The consequences of Osama’s death will be indirect in India, though they could be important. Despite periodic alarums, the Al Qaeda did not operate in India and had no “India” chapter. The link comes through Pakistani militant groups that had allied themselves to the Al Qaeda and who shared their Wahabbist religious outlook such as the Lashkar-e-Tayyeba. But even the Lashkar which focuses its operations on India, has by-and-large avoided recruiting Indian Muslims. Their operations, such as the Mumbai attack were handled exclusively by Pakistani and Pakistani-origin Muslims, notwithstanding claims to the contrary by the Mumbai police.
But, if the US learns that there was much greater complicity of Pakistani officials in giving sanctuary to Osama, things could be different.
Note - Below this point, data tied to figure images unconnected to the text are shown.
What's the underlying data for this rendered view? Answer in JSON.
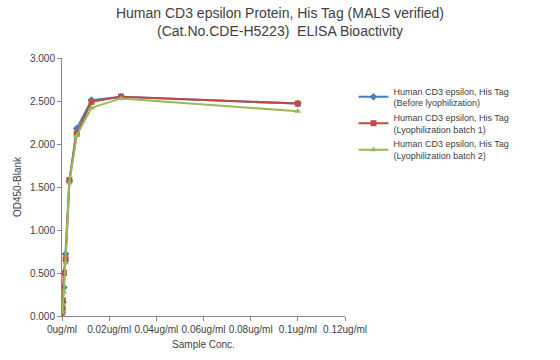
{
  "chart_data": {
    "type": "line",
    "title": "Human CD3 epsilon Protein, His Tag (MALS verified)\n(Cat.No.CDE-H5223)  ELISA Bioactivity",
    "x_label": "Sample Conc.",
    "y_label": "OD450-Blank",
    "x": [
      0.1,
      0.025,
      0.0125,
      0.00625,
      0.003125,
      0.0015625,
      0.00078,
      0.00039,
      0.000195,
      9.77e-05
    ],
    "series": [
      {
        "name": "Human CD3 epsilon, His Tag (Before lyophilization)",
        "color": "#4a7ebb",
        "marker": "diamond",
        "line_style": "solid",
        "values": [
          2.47,
          2.55,
          2.51,
          2.18,
          1.57,
          0.72,
          0.33,
          0.16,
          0.08,
          0.04
        ]
      },
      {
        "name": "Human CD3 epsilon, His Tag (Lyophilization batch 1)",
        "color": "#be4b48",
        "marker": "square",
        "line_style": "solid",
        "values": [
          2.47,
          2.55,
          2.49,
          2.12,
          1.58,
          0.66,
          0.5,
          0.18,
          0.09,
          0.04
        ]
      },
      {
        "name": "Human CD3 epsilon, His Tag (Lyophilization batch 2)",
        "color": "#98b954",
        "marker": "triangle-up",
        "line_style": "solid",
        "values": [
          2.38,
          2.53,
          2.42,
          2.1,
          1.55,
          0.62,
          0.28,
          0.14,
          0.07,
          0.04
        ]
      }
    ],
    "xlim": [
      0,
      0.12
    ],
    "xticks": [
      {
        "value": 0,
        "label": "0ug/ml"
      },
      {
        "value": 0.02,
        "label": "0.02ug/ml"
      },
      {
        "value": 0.04,
        "label": "0.04ug/ml"
      },
      {
        "value": 0.06,
        "label": "0.06ug/ml"
      },
      {
        "value": 0.08,
        "label": "0.08ug/ml"
      },
      {
        "value": 0.1,
        "label": "0.1ug/ml"
      },
      {
        "value": 0.12,
        "label": "0.12ug/ml"
      }
    ],
    "ylim": [
      0,
      3
    ],
    "yticks": [
      {
        "value": 0,
        "label": "0.000"
      },
      {
        "value": 0.5,
        "label": "0.500"
      },
      {
        "value": 1,
        "label": "1.000"
      },
      {
        "value": 1.5,
        "label": "1.500"
      },
      {
        "value": 2,
        "label": "2.000"
      },
      {
        "value": 2.5,
        "label": "2.500"
      },
      {
        "value": 3,
        "label": "3.000"
      }
    ],
    "grid": false,
    "legend": "right"
  }
}
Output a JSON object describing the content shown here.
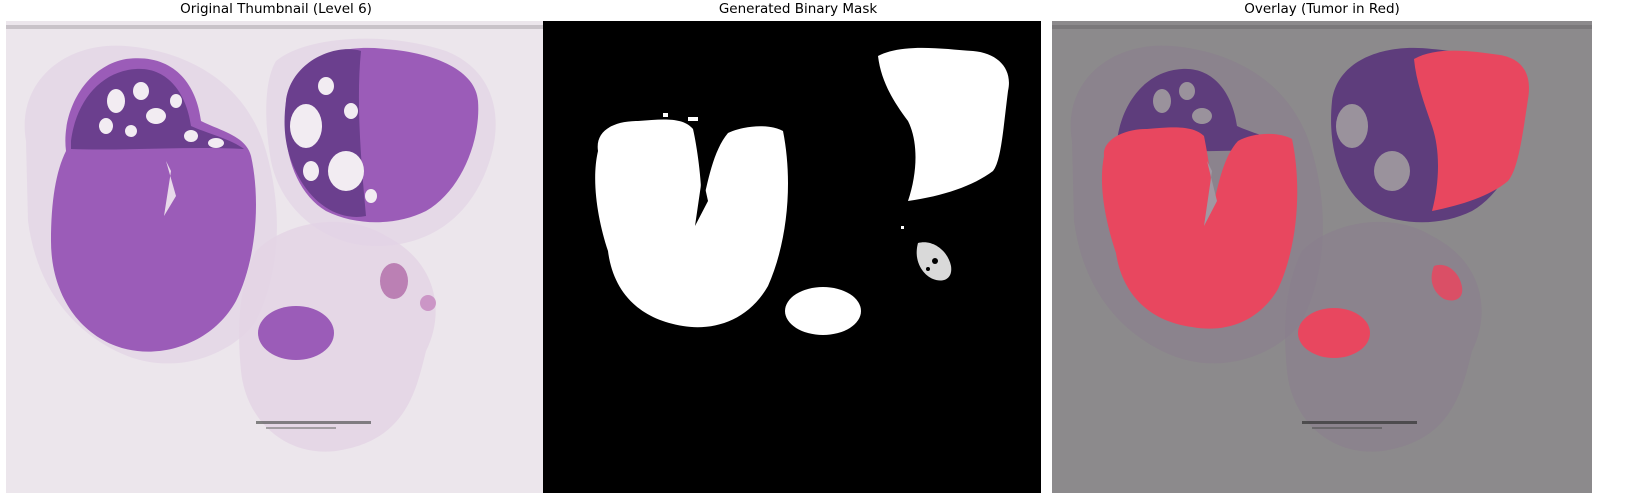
{
  "panels": [
    {
      "title": "Original Thumbnail (Level 6)"
    },
    {
      "title": "Generated Binary Mask"
    },
    {
      "title": "Overlay (Tumor in Red)"
    }
  ],
  "colors": {
    "slide_background": "#ece6ec",
    "tissue_stroma": "#ddc6df",
    "tissue_dense": "#9b58b4",
    "tissue_dark": "#6b3f8e",
    "mask_background": "#000000",
    "mask_foreground": "#ffffff",
    "overlay_background": "#8c8a8c",
    "tumor_red": "#e8475f"
  }
}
For the past several years, the US has made its distrust of Pakistan quite clear; even while it has provided Islamabad with billions of dollars of aid, it has stopped sharing vital information, such as planned drone strikes with their Pakistani counterparts. The recent relationship between the two countries has been rocky. Last week, the Chairman of US Joint Chiefs of Staff told the Dawn newspaper “It is fairly well known that the ISI has a long standing relationship with the Haqqani network [which] is supporting, funding, training fighters that are killing Americans and killing coalition partners… but that’s the core that I think is the most difficult part of the relationship [between the US and Pakistan].”
Win
But winning one battle does not constitute victory in a war. The death of bin Laden can be a beginning of a process, but one which we cannot take for granted. The Al Qaeda idea has spread far and wide and while it is unlikely that another leader of Osama bin Laden’s calibre will emerge, there will be many smaller bin Ladens around.
The United States needs to carefully use the occasion of bin Laden’s death to shift the momentum against the jihadists in a definitive manner.
They have shown great courage and determination in planning and executing the covert operation that netted Osama, but now they need equal political common sense and hard diplomacy to consolidate their gains.